Archaeologists in eastern China’s Zhejiang Province have identified two items of lacquerware at the Jingtoushan ruins, the oldest ever found in China and one more than 8,000 years old.
The Jingtoushan ruins are located in Yuyao City, which is administered by Ningbo City.
The Jingtoushan ruins site has been identified as the earliest and deepest buried shell mound site in the coastal area of China, with a history of 7,800 to 8,300 years. The site is listed as one of the top ten archaeological discoveries in China in 2020.
Since the excavation of the site began in September 2019, a large number of exquisite artifacts have been unearthed. In the first half of 2020, two pieces of wood with a layer of the artificial coating were unearthed.

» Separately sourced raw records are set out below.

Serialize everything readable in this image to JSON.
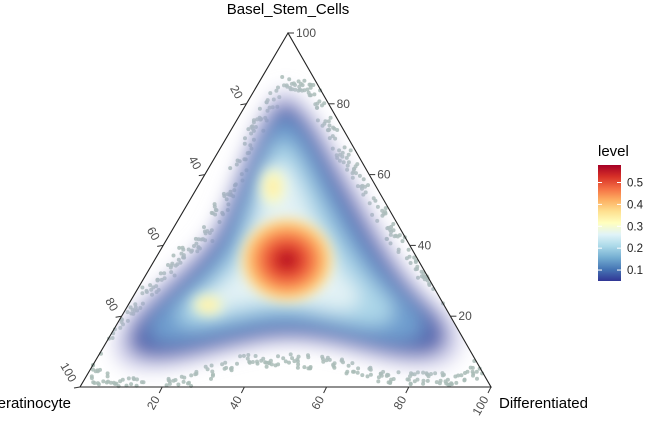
{
  "chart_data": {
    "type": "ternary-density",
    "vertices": {
      "top": "Basel_Stem_Cells",
      "left": "Keratinocyte",
      "right": "Differentiated"
    },
    "axis_ticks": {
      "left_edge": [
        "20",
        "40",
        "60",
        "80",
        "100"
      ],
      "right_edge": [
        "20",
        "40",
        "60",
        "80",
        "100"
      ],
      "bottom_edge": [
        "20",
        "40",
        "60",
        "80",
        "100"
      ]
    },
    "scatter_color": "#a9bcb6",
    "density_peaks": [
      {
        "stem": 0.38,
        "diff": 0.38,
        "level": 0.58
      },
      {
        "stem": 0.66,
        "diff": 0.17,
        "level": 0.3
      },
      {
        "stem": 0.25,
        "diff": 0.15,
        "level": 0.3
      }
    ],
    "legend": {
      "title": "level",
      "ticks": [
        "0.1",
        "0.2",
        "0.3",
        "0.4",
        "0.5"
      ],
      "tick_values": [
        0.1,
        0.2,
        0.3,
        0.4,
        0.5
      ],
      "range": [
        0.05,
        0.58
      ],
      "colors": [
        "#313695",
        "#4575b4",
        "#74add1",
        "#abd9e9",
        "#e0f3f8",
        "#ffffbf",
        "#fee090",
        "#fdae61",
        "#f46d43",
        "#d73027",
        "#a50026"
      ]
    }
  }
}
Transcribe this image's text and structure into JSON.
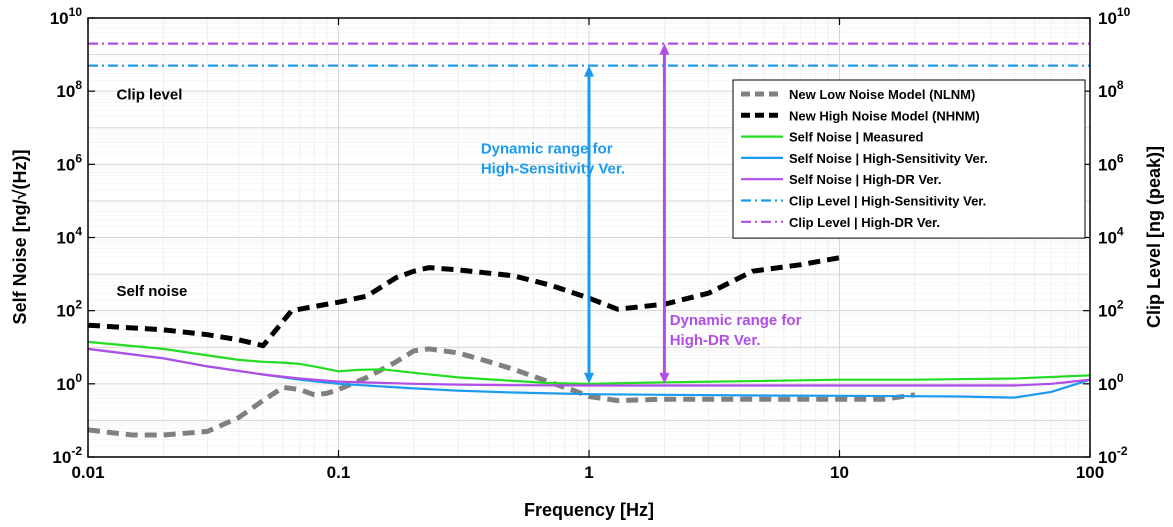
{
  "chart_data": {
    "type": "line",
    "xscale": "log",
    "yscale": "log",
    "xlim": [
      0.01,
      100
    ],
    "ylim_left": [
      0.01,
      10000000000
    ],
    "ylim_right": [
      0.01,
      10000000000
    ],
    "xlabel": "Frequency [Hz]",
    "ylabel_left": "Self Noise [ng/√(Hz)]",
    "ylabel_right": "Clip Level [ng (peak)]",
    "grid": true,
    "legend_position": "top-right",
    "x_ticks": [
      {
        "value": 0.01,
        "label": "0.01"
      },
      {
        "value": 0.1,
        "label": "0.1"
      },
      {
        "value": 1,
        "label": "1"
      },
      {
        "value": 10,
        "label": "10"
      },
      {
        "value": 100,
        "label": "100"
      }
    ],
    "y_ticks": [
      {
        "value": 0.01,
        "base": "10",
        "exp": "-2"
      },
      {
        "value": 1,
        "base": "10",
        "exp": "0"
      },
      {
        "value": 100,
        "base": "10",
        "exp": "2"
      },
      {
        "value": 10000,
        "base": "10",
        "exp": "4"
      },
      {
        "value": 1000000,
        "base": "10",
        "exp": "6"
      },
      {
        "value": 100000000,
        "base": "10",
        "exp": "8"
      },
      {
        "value": 10000000000,
        "base": "10",
        "exp": "10"
      }
    ],
    "series": [
      {
        "name": "New Low Noise Model (NLNM)",
        "color": "#808080",
        "style": "dashed-thick",
        "x": [
          0.01,
          0.015,
          0.02,
          0.03,
          0.04,
          0.05,
          0.06,
          0.07,
          0.08,
          0.09,
          0.1,
          0.13,
          0.17,
          0.2,
          0.23,
          0.3,
          0.4,
          0.5,
          0.7,
          0.9,
          1,
          1.3,
          2,
          3,
          5,
          7,
          10,
          15,
          20
        ],
        "y": [
          0.055,
          0.04,
          0.04,
          0.05,
          0.12,
          0.35,
          0.8,
          0.7,
          0.5,
          0.55,
          0.7,
          1.5,
          4,
          8,
          9,
          7,
          4,
          2.5,
          1.1,
          0.6,
          0.45,
          0.35,
          0.38,
          0.38,
          0.38,
          0.38,
          0.38,
          0.38,
          0.5
        ]
      },
      {
        "name": "New High Noise Model (NHNM)",
        "color": "#000000",
        "style": "dashed-thick",
        "x": [
          0.01,
          0.02,
          0.03,
          0.04,
          0.05,
          0.065,
          0.08,
          0.1,
          0.13,
          0.17,
          0.2,
          0.23,
          0.3,
          0.5,
          0.7,
          1,
          1.3,
          2,
          3,
          4.5,
          7,
          10
        ],
        "y": [
          40,
          30,
          22,
          16,
          11,
          100,
          130,
          170,
          250,
          800,
          1200,
          1500,
          1300,
          900,
          500,
          220,
          110,
          150,
          300,
          1200,
          1800,
          2800
        ]
      },
      {
        "name": "Self Noise | Measured",
        "color": "#22dd22",
        "style": "solid",
        "x": [
          0.01,
          0.02,
          0.03,
          0.04,
          0.05,
          0.06,
          0.07,
          0.08,
          0.1,
          0.12,
          0.15,
          0.2,
          0.3,
          0.5,
          0.7,
          1,
          2,
          5,
          10,
          20,
          50,
          100
        ],
        "y": [
          14,
          9,
          6,
          4.5,
          4,
          3.8,
          3.5,
          3,
          2.2,
          2.4,
          2.5,
          2,
          1.5,
          1.2,
          1.05,
          1,
          1.1,
          1.2,
          1.3,
          1.3,
          1.4,
          1.7
        ]
      },
      {
        "name": "Self Noise | High-Sensitivity Ver.",
        "color": "#1a9bef",
        "style": "solid",
        "x": [
          0.01,
          0.02,
          0.03,
          0.05,
          0.07,
          0.1,
          0.2,
          0.3,
          0.5,
          1,
          2,
          5,
          10,
          20,
          30,
          50,
          70,
          100
        ],
        "y": [
          9,
          5,
          3,
          1.8,
          1.3,
          1,
          0.75,
          0.65,
          0.58,
          0.52,
          0.5,
          0.48,
          0.47,
          0.46,
          0.45,
          0.42,
          0.6,
          1.3
        ]
      },
      {
        "name": "Self Noise | High-DR Ver.",
        "color": "#b04ee6",
        "style": "solid",
        "x": [
          0.01,
          0.02,
          0.03,
          0.05,
          0.07,
          0.1,
          0.2,
          0.3,
          0.5,
          1,
          2,
          5,
          10,
          20,
          50,
          70,
          100
        ],
        "y": [
          9,
          5,
          3,
          1.8,
          1.4,
          1.15,
          1.0,
          0.95,
          0.92,
          0.9,
          0.9,
          0.9,
          0.9,
          0.9,
          0.9,
          1.0,
          1.3
        ]
      },
      {
        "name": "Clip Level | High-Sensitivity Ver.",
        "color": "#1a9bef",
        "style": "dashdot",
        "x": [
          0.01,
          100
        ],
        "y": [
          500000000,
          500000000
        ]
      },
      {
        "name": "Clip Level | High-DR Ver.",
        "color": "#b04ee6",
        "style": "dashdot",
        "x": [
          0.01,
          100
        ],
        "y": [
          2000000000,
          2000000000
        ]
      }
    ],
    "annotations": [
      {
        "text": "Clip level",
        "color": "#000000",
        "x": 0.013,
        "y": 60000000
      },
      {
        "text": "Self noise",
        "color": "#000000",
        "x": 0.013,
        "y": 250
      },
      {
        "text_lines": [
          "Dynamic range for",
          "High-Sensitivity Ver."
        ],
        "color": "#1a9bef",
        "x": 0.37,
        "y": 2000000
      },
      {
        "text_lines": [
          "Dynamic range for",
          "High-DR Ver."
        ],
        "color": "#b04ee6",
        "x": 2.1,
        "y": 40
      }
    ],
    "arrows": [
      {
        "name": "arrow-dynamic-range-high-sensitivity",
        "color": "#1a9bef",
        "x": 1,
        "y_from": 1,
        "y_to": 500000000
      },
      {
        "name": "arrow-dynamic-range-high-dr",
        "color": "#b04ee6",
        "x": 2,
        "y_from": 1,
        "y_to": 2000000000
      }
    ]
  }
}
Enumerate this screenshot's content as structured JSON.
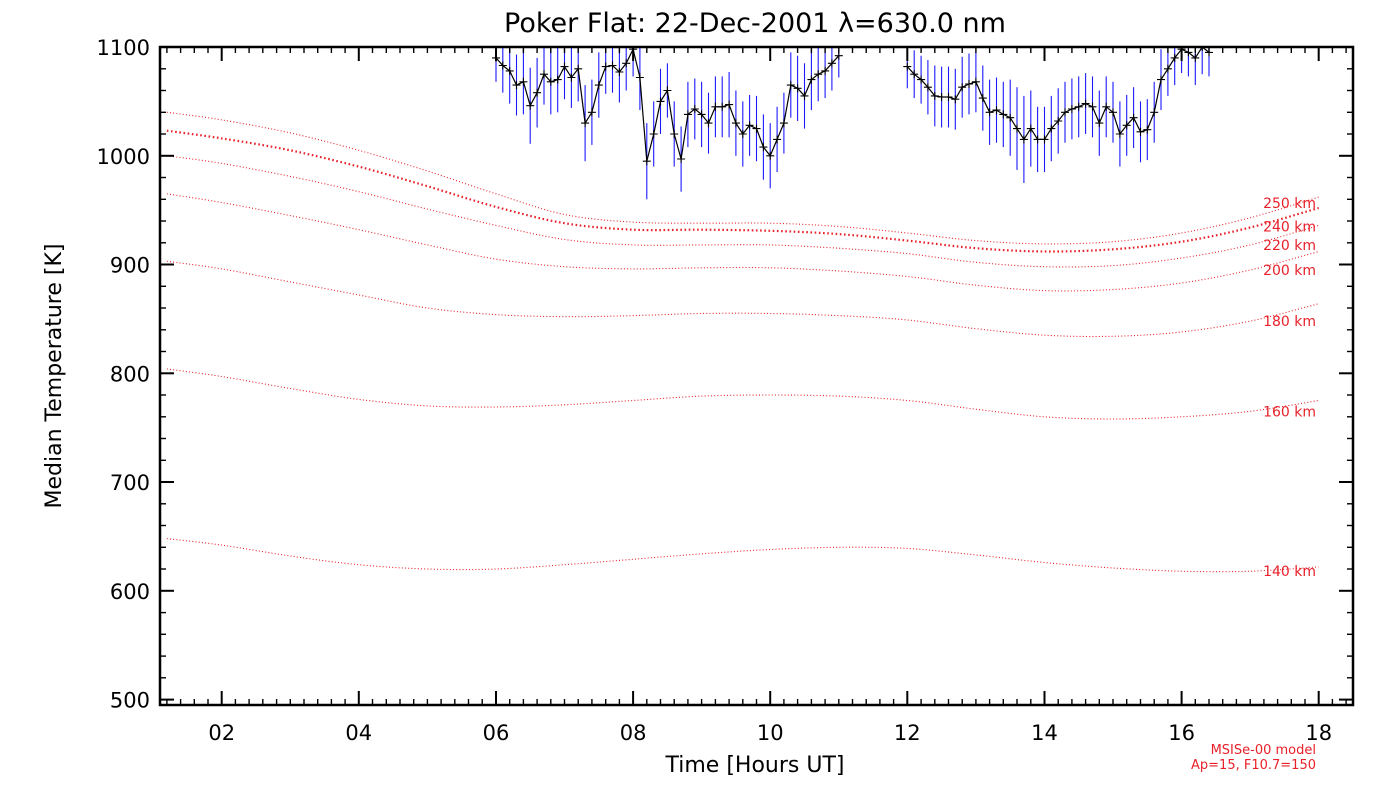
{
  "chart_data": {
    "type": "line",
    "title": "Poker Flat: 22-Dec-2001 λ=630.0 nm",
    "xlabel": "Time [Hours UT]",
    "ylabel": "Median Temperature [K]",
    "xlim": [
      1.1,
      18.5
    ],
    "ylim": [
      495,
      1100
    ],
    "x_ticks": [
      2,
      4,
      6,
      8,
      10,
      12,
      14,
      16,
      18
    ],
    "x_tick_labels": [
      "02",
      "04",
      "06",
      "08",
      "10",
      "12",
      "14",
      "16",
      "18"
    ],
    "y_ticks": [
      500,
      600,
      700,
      800,
      900,
      1000,
      1100
    ],
    "y_tick_labels": [
      "500",
      "600",
      "700",
      "800",
      "900",
      "1000",
      "1100"
    ],
    "model_note": [
      "MSISe-00 model",
      "Ap=15, F10.7=150"
    ],
    "model_series": [
      {
        "name": "140 km",
        "label": "140 km",
        "color": "#e8212a",
        "x": [
          1.2,
          2,
          3,
          4,
          5,
          6,
          7,
          8,
          9,
          10,
          11,
          12,
          13,
          14,
          15,
          16,
          17,
          18
        ],
        "y": [
          648,
          642,
          632,
          624,
          620,
          620,
          624,
          629,
          634,
          638,
          640,
          639,
          633,
          626,
          621,
          618,
          618,
          622
        ]
      },
      {
        "name": "160 km",
        "label": "160 km",
        "color": "#e8212a",
        "x": [
          1.2,
          2,
          3,
          4,
          5,
          6,
          7,
          8,
          9,
          10,
          11,
          12,
          13,
          14,
          15,
          16,
          17,
          18
        ],
        "y": [
          804,
          797,
          786,
          776,
          770,
          769,
          771,
          775,
          779,
          780,
          779,
          775,
          767,
          760,
          758,
          760,
          765,
          775
        ]
      },
      {
        "name": "180 km",
        "label": "180 km",
        "color": "#e8212a",
        "x": [
          1.2,
          2,
          3,
          4,
          5,
          6,
          7,
          8,
          9,
          10,
          11,
          12,
          13,
          14,
          15,
          16,
          17,
          18
        ],
        "y": [
          903,
          896,
          884,
          872,
          860,
          854,
          852,
          853,
          855,
          855,
          853,
          849,
          841,
          835,
          834,
          838,
          848,
          864
        ]
      },
      {
        "name": "200 km",
        "label": "200 km",
        "color": "#e8212a",
        "x": [
          1.2,
          2,
          3,
          4,
          5,
          6,
          7,
          8,
          9,
          10,
          11,
          12,
          13,
          14,
          15,
          16,
          17,
          18
        ],
        "y": [
          965,
          957,
          945,
          932,
          918,
          905,
          898,
          896,
          897,
          897,
          894,
          889,
          881,
          876,
          877,
          883,
          895,
          912
        ]
      },
      {
        "name": "220 km",
        "label": "220 km",
        "color": "#e8212a",
        "x": [
          1.2,
          2,
          3,
          4,
          5,
          6,
          7,
          8,
          9,
          10,
          11,
          12,
          13,
          14,
          15,
          16,
          17,
          18
        ],
        "y": [
          1000,
          993,
          981,
          967,
          951,
          936,
          923,
          918,
          918,
          918,
          915,
          910,
          902,
          898,
          899,
          906,
          918,
          936
        ]
      },
      {
        "name": "240 km",
        "label": "240 km",
        "color": "#e8212a",
        "x": [
          1.2,
          2,
          3,
          4,
          5,
          6,
          7,
          8,
          9,
          10,
          11,
          12,
          13,
          14,
          15,
          16,
          17,
          18
        ],
        "y": [
          1023,
          1016,
          1005,
          990,
          972,
          953,
          938,
          932,
          932,
          931,
          928,
          922,
          915,
          912,
          914,
          921,
          934,
          952
        ]
      },
      {
        "name": "250 km",
        "label": "250 km",
        "color": "#e8212a",
        "x": [
          1.2,
          2,
          3,
          4,
          5,
          6,
          7,
          8,
          9,
          10,
          11,
          12,
          13,
          14,
          15,
          16,
          17,
          18
        ],
        "y": [
          1040,
          1033,
          1021,
          1005,
          986,
          965,
          946,
          939,
          938,
          938,
          935,
          929,
          922,
          919,
          921,
          929,
          943,
          962
        ]
      }
    ],
    "median_series": {
      "name": "Median Temperature",
      "color": "#000000",
      "error_color": "#1a1aff",
      "x": [
        6.0,
        6.1,
        6.2,
        6.3,
        6.4,
        6.5,
        6.6,
        6.7,
        6.8,
        6.9,
        7.0,
        7.1,
        7.2,
        7.3,
        7.4,
        7.5,
        7.6,
        7.7,
        7.8,
        7.9,
        8.0,
        8.1,
        8.2,
        8.3,
        8.4,
        8.5,
        8.6,
        8.7,
        8.8,
        8.9,
        9.0,
        9.1,
        9.2,
        9.3,
        9.4,
        9.5,
        9.6,
        9.7,
        9.8,
        9.9,
        10.0,
        10.1,
        10.2,
        10.3,
        10.4,
        10.5,
        10.6,
        10.7,
        10.8,
        10.9,
        11.0,
        12.0,
        12.1,
        12.2,
        12.3,
        12.4,
        12.5,
        12.6,
        12.7,
        12.8,
        12.9,
        13.0,
        13.1,
        13.2,
        13.3,
        13.4,
        13.5,
        13.6,
        13.7,
        13.8,
        13.9,
        14.0,
        14.1,
        14.2,
        14.3,
        14.4,
        14.5,
        14.6,
        14.7,
        14.8,
        14.9,
        15.0,
        15.1,
        15.2,
        15.3,
        15.4,
        15.5,
        15.6,
        15.7,
        15.8,
        15.9,
        16.0,
        16.1,
        16.2,
        16.3,
        16.4
      ],
      "y": [
        1090,
        1083,
        1078,
        1065,
        1068,
        1046,
        1058,
        1075,
        1068,
        1070,
        1082,
        1072,
        1080,
        1030,
        1040,
        1065,
        1082,
        1083,
        1077,
        1085,
        1098,
        1072,
        995,
        1020,
        1050,
        1060,
        1020,
        997,
        1038,
        1043,
        1038,
        1030,
        1045,
        1045,
        1047,
        1030,
        1020,
        1028,
        1025,
        1008,
        1000,
        1015,
        1030,
        1065,
        1062,
        1055,
        1070,
        1075,
        1078,
        1085,
        1092,
        1082,
        1075,
        1070,
        1063,
        1055,
        1054,
        1054,
        1052,
        1063,
        1066,
        1068,
        1053,
        1040,
        1042,
        1038,
        1035,
        1025,
        1015,
        1025,
        1015,
        1015,
        1025,
        1032,
        1040,
        1043,
        1045,
        1048,
        1045,
        1030,
        1045,
        1040,
        1020,
        1028,
        1035,
        1022,
        1024,
        1040,
        1070,
        1080,
        1090,
        1098,
        1095,
        1090,
        1100,
        1095
      ],
      "err": [
        22,
        25,
        30,
        28,
        30,
        35,
        32,
        28,
        30,
        30,
        30,
        28,
        30,
        35,
        30,
        30,
        25,
        25,
        28,
        25,
        25,
        30,
        35,
        30,
        30,
        25,
        30,
        30,
        30,
        28,
        30,
        28,
        28,
        28,
        30,
        30,
        30,
        28,
        30,
        30,
        30,
        30,
        28,
        30,
        30,
        30,
        28,
        25,
        25,
        25,
        20,
        20,
        22,
        22,
        25,
        28,
        28,
        28,
        28,
        28,
        28,
        28,
        30,
        30,
        30,
        30,
        35,
        38,
        40,
        35,
        30,
        30,
        30,
        30,
        28,
        28,
        28,
        28,
        28,
        30,
        28,
        28,
        30,
        28,
        28,
        28,
        28,
        28,
        28,
        25,
        25,
        22,
        22,
        25,
        25,
        22
      ]
    }
  }
}
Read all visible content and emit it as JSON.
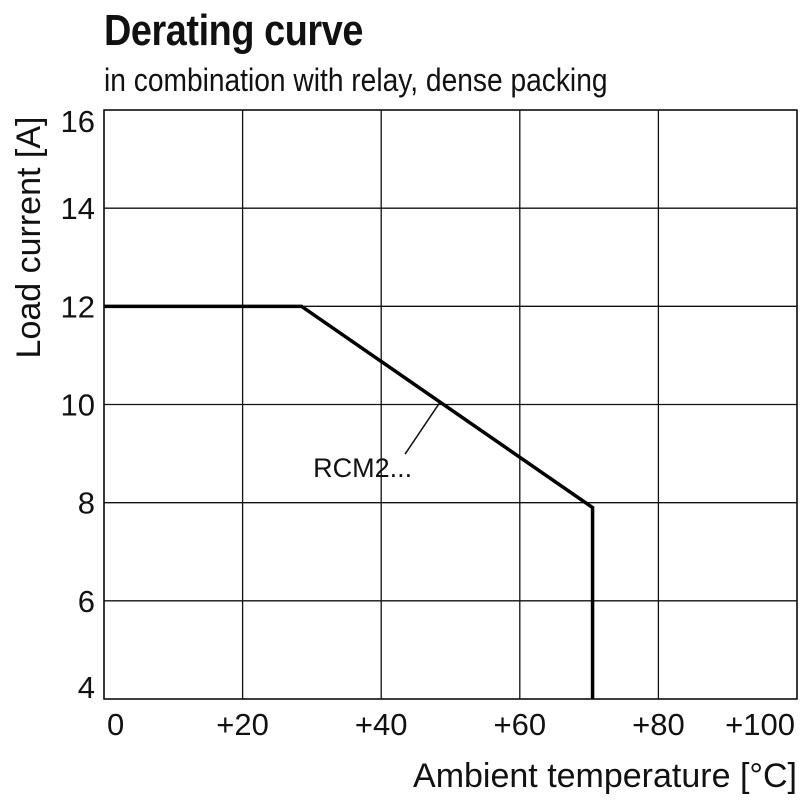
{
  "chart_data": {
    "type": "line",
    "title": "Derating curve",
    "subtitle": "in combination with relay, dense packing",
    "xlabel": "Ambient temperature [°C]",
    "ylabel": "Load current [A]",
    "xlim": [
      0,
      100
    ],
    "ylim": [
      4,
      16
    ],
    "x_ticks": [
      0,
      20,
      40,
      60,
      80,
      100
    ],
    "x_tick_labels": [
      "0",
      "+20",
      "+40",
      "+60",
      "+80",
      "+100"
    ],
    "y_ticks": [
      4,
      6,
      8,
      10,
      12,
      14,
      16
    ],
    "y_tick_labels": [
      "4",
      "6",
      "8",
      "10",
      "12",
      "14",
      "16"
    ],
    "grid": true,
    "series": [
      {
        "x": [
          0,
          28.5,
          70.5,
          70.5
        ],
        "y": [
          12,
          12,
          7.9,
          4
        ],
        "color": "#000000"
      }
    ],
    "annotations": [
      {
        "text": "RCM2...",
        "target_x": 48.5,
        "target_y": 10.05
      }
    ]
  }
}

Scientists later confirmed by non-destructive infrared spectroscopy, pyrolysis mass spectrometry, and enzyme-linked immunoassay that they were two lacquerware.
The carbon-14 test showed that the two items are about 8,200 years old.
According to Sun Guoping, the archaeological team leader at the site, the new discovery can extend the history of Chinese lacquerware to about 8,300 years ago.
“One of the lacquerware may be the remnants of a canoe or a part of the speaker of a musical instrument, while the other should be used for weaving. They are both practical and ceremonial, representing the pursuit of exquisite life by ancient human beings,” Sun added.